TNT Diner

Swedish-focused Landmark Restaurant opens in Eatonville

The Swedish breakfast dish at the Landmark Restaurant is called pytt-i-panna, a breakfast hash combining potatoes, onions, mustard and a variety of meats.
The Swedish breakfast dish at the Landmark Restaurant is called pytt-i-panna, a breakfast hash combining potatoes, onions, mustard and a variety of meats. skidd@thenewstribune.com

For readers who complain about the dearth of Scandinavian restaurants, have I got a tip for you.

There’s a new one. But it’s a bit of a drive from Tacoma.

The Landmark Restaurant in Eatonville opened Nov. 6 (well, reopened actually, but more on that in a bit), and while it’s not a true Swedish restaurant, it certainly counts as a Scandinavian hybrid.

Chef Mikael Reijo, born and raised in Sweden, calls the menu European country cooking, and that’s an apt descriptor for a dinner menu encompassing grilled and roasted meats ($17-$27), a burger ($14), a housemade pasta and a vegetarian lasagna ($17-$18), with prime rib on the weekends ($23-$27).

And there’s this: Swedish Pann Biff ($16), a cousin of Swedish meatballs made with flattened-out beef patties and served with potatoes, a veal-broth based sauce and pickles on the side. There’s also pan-seared salmon ($22) with roasted beets, capers and a gratin that’s a touch of Scandinavian around the edges.

For the full-deal Swedish spread, head to the restaurant Dec. 16 for its julbord, a traditional Swedish Christmas dinner with housemade gravlax, cured herring, Swedish meatballs, a selection of handmade charcuterie, sausages, roast duck, Scandinavian Christmas ham and a selection of imported Swedish cheeses. And, of course, there will be lutefisk because “there will be trouble” if we don’t, said Reijo.

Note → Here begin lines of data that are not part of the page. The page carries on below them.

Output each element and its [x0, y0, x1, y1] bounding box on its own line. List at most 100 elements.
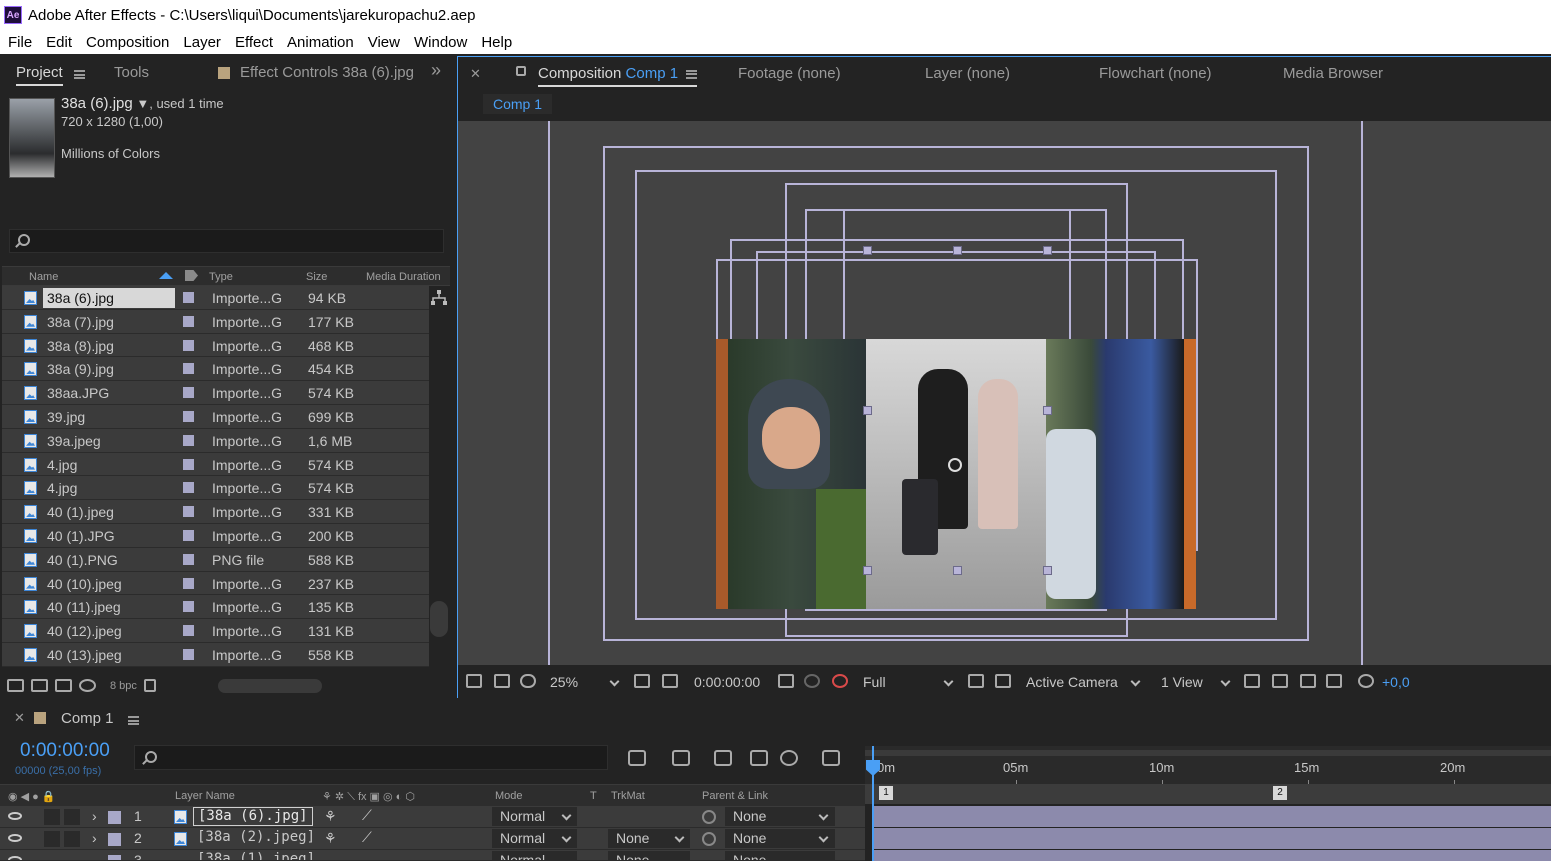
draft-3d-icon[interactable]	[672, 750, 690, 766]
column-parent[interactable]: Parent & Link	[702, 790, 768, 802]
layer-name[interactable]: [38a (2).jpeg]	[193, 829, 319, 848]
frame-blending-icon[interactable]	[750, 750, 768, 766]
always-preview-icon[interactable]	[466, 674, 482, 688]
visibility-eye-icon[interactable]	[8, 856, 22, 860]
viewer-timecode[interactable]: 0:00:00:00	[694, 674, 760, 690]
composition-menu-icon[interactable]	[686, 69, 698, 79]
label-color-icon[interactable]	[183, 648, 194, 660]
layer-switches-icon[interactable]: ⚘ ✲ ⟍ fx ▣ ◎ ◐ ⬡	[322, 790, 415, 804]
sort-ascending-icon[interactable]	[159, 272, 173, 279]
project-menu-icon[interactable]	[74, 70, 85, 79]
comp-marker[interactable]: 2	[1273, 786, 1287, 800]
column-size[interactable]: Size	[306, 271, 327, 283]
chevron-down-icon[interactable]	[943, 676, 954, 687]
file-row[interactable]: 40 (12).jpeg Importe...G 131 KB	[2, 619, 429, 643]
panel-overflow-icon[interactable]: »	[431, 60, 441, 81]
label-color-icon[interactable]	[183, 339, 194, 351]
label-color-icon[interactable]	[183, 553, 194, 565]
work-area-bar[interactable]	[865, 750, 1551, 756]
column-trkmat[interactable]: TrkMat	[611, 790, 645, 802]
transform-handle[interactable]	[1043, 566, 1052, 575]
close-icon[interactable]: ✕	[14, 710, 25, 726]
column-mode[interactable]: Mode	[495, 790, 523, 802]
menu-composition[interactable]: Composition	[79, 34, 176, 51]
label-color-icon[interactable]	[108, 811, 121, 824]
shy-switch-icon[interactable]: ⚘	[324, 808, 337, 825]
timeline-layer-row[interactable]: 3 [38a (1).jpeg] Normal None None	[0, 850, 865, 861]
quality-switch-icon[interactable]: ⟋	[362, 829, 372, 846]
camera-select[interactable]: Active Camera	[1026, 674, 1118, 690]
project-search-input[interactable]	[9, 229, 444, 253]
grid-guides-icon[interactable]	[634, 674, 650, 688]
timeline-timecode[interactable]: 0:00:00:00	[20, 740, 110, 762]
timeline-layer-row[interactable]: › 2 [38a (2).jpeg] ⚘ ⟋ Normal None None	[0, 828, 865, 850]
file-row[interactable]: 40 (1).JPG Importe...G 200 KB	[2, 523, 429, 548]
show-snapshot-icon[interactable]	[804, 674, 820, 688]
menu-layer[interactable]: Layer	[176, 34, 228, 51]
column-layer-name[interactable]: Layer Name	[175, 790, 235, 802]
label-tag-icon[interactable]	[185, 270, 198, 281]
file-row[interactable]: 38a (7).jpg Importe...G 177 KB	[2, 309, 429, 334]
parent-select[interactable]: None	[725, 829, 835, 848]
chevron-down-icon[interactable]	[1130, 676, 1141, 687]
file-row[interactable]: 40 (13).jpeg Importe...G 558 KB	[2, 642, 429, 667]
label-color-icon[interactable]	[183, 577, 194, 589]
column-name[interactable]: Name	[29, 271, 58, 283]
tab-layer[interactable]: Layer (none)	[925, 65, 1010, 82]
file-row[interactable]: 40 (1).jpeg Importe...G 331 KB	[2, 500, 429, 524]
layer-name[interactable]: [38a (6).jpg]	[193, 807, 313, 826]
comp-marker[interactable]: 1	[879, 786, 893, 800]
footage-dropdown-icon[interactable]: ▼	[136, 96, 149, 111]
label-color-icon[interactable]	[183, 292, 194, 303]
transform-handle[interactable]	[1043, 406, 1052, 415]
mask-visibility-icon[interactable]	[520, 674, 536, 688]
monitor-icon[interactable]	[494, 674, 510, 688]
tab-media-browser[interactable]: Media Browser	[1283, 65, 1383, 82]
tab-footage[interactable]: Footage (none)	[738, 65, 841, 82]
timeline-toggle-icon[interactable]	[1300, 674, 1316, 688]
label-color-icon[interactable]	[183, 482, 194, 494]
shy-switch-icon[interactable]: ⚘	[324, 830, 337, 847]
visibility-eye-icon[interactable]	[8, 834, 22, 842]
label-color-icon[interactable]	[108, 833, 121, 846]
solo-toggle[interactable]	[44, 831, 60, 847]
transform-handle[interactable]	[863, 566, 872, 575]
motion-blur-icon[interactable]	[780, 750, 798, 766]
file-row[interactable]: 39a.jpeg Importe...G 1,6 MB	[2, 428, 429, 453]
parent-select[interactable]: None	[725, 807, 835, 826]
blend-mode-select[interactable]: Normal	[492, 851, 577, 860]
menu-view[interactable]: View	[361, 34, 407, 51]
shy-layers-icon[interactable]	[714, 750, 732, 766]
layer-duration-bar[interactable]	[872, 850, 1551, 861]
file-row[interactable]: 40 (10).jpeg Importe...G 237 KB	[2, 571, 429, 596]
label-color-icon[interactable]	[108, 855, 121, 860]
flowchart-icon[interactable]	[431, 290, 447, 306]
new-composition-icon[interactable]	[55, 679, 72, 692]
interpret-footage-icon[interactable]	[7, 679, 24, 692]
pick-whip-icon[interactable]	[702, 810, 716, 824]
label-color-icon[interactable]	[183, 529, 194, 541]
menu-window[interactable]: Window	[407, 34, 474, 51]
label-color-icon[interactable]	[183, 506, 194, 518]
menu-effect[interactable]: Effect	[228, 34, 280, 51]
tab-tools[interactable]: Tools	[114, 64, 149, 81]
exposure-value[interactable]: +0,0	[1382, 674, 1410, 690]
file-row[interactable]: 4.jpg Importe...G 574 KB	[2, 452, 429, 477]
lock-toggle[interactable]	[64, 809, 80, 825]
lock-toggle[interactable]	[64, 831, 80, 847]
transparency-toggle-icon[interactable]	[995, 674, 1011, 688]
trash-icon[interactable]	[143, 679, 156, 692]
file-row[interactable]: 4.jpg Importe...G 574 KB	[2, 476, 429, 501]
transform-handle[interactable]	[1043, 246, 1052, 255]
expand-chevron-icon[interactable]: ›	[92, 830, 97, 846]
new-folder-icon[interactable]	[31, 679, 48, 692]
column-type[interactable]: Type	[209, 271, 233, 283]
column-media-duration[interactable]: Media Duration	[366, 271, 441, 283]
file-row[interactable]: 40 (1).PNG PNG file 588 KB	[2, 547, 429, 572]
file-row[interactable]: 38a (6).jpg Importe...G 94 KB	[2, 286, 429, 310]
close-icon[interactable]: ✕	[470, 66, 481, 82]
file-row[interactable]: 38a (8).jpg Importe...G 468 KB	[2, 333, 429, 358]
flowchart-toggle-icon[interactable]	[1326, 674, 1342, 688]
layer-duration-bar[interactable]	[872, 828, 1551, 849]
adjust-project-icon[interactable]	[79, 679, 96, 692]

Reijo manages the kitchen while wife Gay manages the rest of the business. They’re transplants from Ashford’s Alexander’s Country Inn, which recently changed hands and now is called Alexander’s Lodge.

The Reijos worked at Alexander’s for two years after working nearly a dozen years at Ruby Springs Lodge, a Montana resort known for its fly fishing. Prior to Montana, the family worked in Sun Valley, Idaho, at a number of restaurants, country clubs and lodges.

If you’re sensing a theme of proximity to the mountains for the family, that’s because the Reijos are avid skiers and outdoors people.

Mikael is a third-generation chef who trained as an apprentice at his brother’s restaurant in Stockholm, followed by two more Stockholm restaurant apprenticeships and a few years cooking in France before heading to Sun Valley.

It’s this newspaper’s policy to withhold criticism of food and service until after a restaurant’s first month of business, which is why I’m focusing my first-bite notes on atmosphere and an overview of the food.

The restaurant looks much the same as it did when it opened in February. Back then, it offered a barbecue menu, which lasted until September when the restaurant closed to retool its concept. Rich and Ruthie Williams still own the restaurant, while the Reijos manage it.

In the dining room, the history of Eatonville is telegraphed through mural-sized historic photos, and the menu walks diners through the history of the Landmark building, which formerly was a car showroom. With its jutting roofline, it looks every bit the part of a ‘60s-era car showroom. Space-age chandeliers feel true to that era, as do the hanging shiny lamps (I’m guessing the glass block was an ’80s addition). The rest is a mix of country lodge, with stonework climbing the wall to wood beams. Find cushy booths in the L-shaped dining room bisected by a small bar. Soon, the restaurant will serve a beer, wine and spirits menu.

My brunch visit found a menu of breakfast staples — biscuits and gravy ($7-$9), omelets ($9-$10), a scramble ($9), French toast ($9), eggs Benedict ($8-$12) — but also included a Swedish specialty, pytt-i-panna ($11), a delicious tangle of fried potatoes, flavored with onions and mustard, and cubed ham and beef, with pickled beets on the side and topped with two eggs. It tasted like a Swedish version of corned beef hash.

The Landmark Restaurant

Where: 138 Mashell Ave. N., Eatonville.

Information: 360-832-7519; landmarkeatonville.com.

Hours: Dinner served 4-9 p.m. Tuesdays-Sundays. Lunch served 11-1:30 p.m. Friday only. Brunch served 7:30 a.m.-1 p.m. Saturdays-Sundays.

Event: Reservations will be accepted soon for the julbord traditional Swedish Christmas dinner ($30 per person), 6 p.m. Dec. 16.

Note: Gluten free and vegetarian menu items.